Lawyers filed the first Burel v Fibreboard action in 1969. These lawyers continued to appeal the case until it reached the Supreme Court in 1973, which ruled that companies had the duties to warn consumers of any dangers their products posed & to assume product liability. Ultimately this decision led to asbestos product labeling & consumer safety warnings.

In 1995 a U.K. woman, June Hancock sued nearby asbestos manufacturer J.W. Roberts & its parent company Turner & Newall for damages after being diagnosed with mesothelioma. Hancock never worked in the factory. , he lived near it, played on the factory property as a infant, & attended the school across the road from the factory. Although her most intense exposure was during her childhood, in the 1930s when he & her friends played with the asbestos dust, the particles were easily observed to drift out the factory windows & blow throughout her community. Her mother’s death from mesothelioma in 1982 was hard for her to deal with, but when he was diagnosed with it herself in 1993 he decided to pursue her precedent-setting case. He was the first to file a claim for damages as a community member, not a former employee, & not a household member of an employee. Her landmark case opened the way for others who, like her, had their lives & health destroyed by the negligence of corporate-think.

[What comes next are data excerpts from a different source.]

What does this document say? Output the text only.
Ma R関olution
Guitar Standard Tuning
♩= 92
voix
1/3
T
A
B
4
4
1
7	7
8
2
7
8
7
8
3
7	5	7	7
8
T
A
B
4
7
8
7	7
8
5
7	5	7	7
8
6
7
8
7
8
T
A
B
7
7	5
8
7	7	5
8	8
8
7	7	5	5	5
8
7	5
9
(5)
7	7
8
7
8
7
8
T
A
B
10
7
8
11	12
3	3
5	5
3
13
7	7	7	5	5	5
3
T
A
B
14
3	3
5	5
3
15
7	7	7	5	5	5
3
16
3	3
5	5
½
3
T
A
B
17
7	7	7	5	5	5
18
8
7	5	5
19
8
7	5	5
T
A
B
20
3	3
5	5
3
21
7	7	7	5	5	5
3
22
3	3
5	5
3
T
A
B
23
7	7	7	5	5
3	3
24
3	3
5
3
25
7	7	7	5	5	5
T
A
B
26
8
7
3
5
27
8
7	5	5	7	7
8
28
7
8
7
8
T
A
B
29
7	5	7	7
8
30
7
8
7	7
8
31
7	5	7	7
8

What was notable about this case is that lawyers handled it as one of the first asbestos & mesothelioma cases tried as a criminal case. The EPA did an inquiry & found that Grace had covered up facts & knowledge about the hazardous exposure & destroy its workers & the community were incurring. Charges included obstruction of justice, fraud & violation of the Tidy Air Act.

Companies that presented themselves as community servants in these cases are increasingly being exposed for their deceptive manipulations of employees for the primary purpose of gaining a profit. These manipulations resulted in preventing employees from knowing how much danger they were exposing themselves & their families to. & plenty of people are suffering & dying because of their deceit.

A 1997 ruling by the U.S. Supreme Court, Amchem Products Inc. v George Windsor which overturned a lower court ruling that would have allowed defendants in asbestos & mesothelioma cases to limit their liability, to future claimants, companies like J.W. Roberts & Turner & Newall were again blamed for their negligence. Claimants retained their right to hire their own lawyers & sue for individual claims.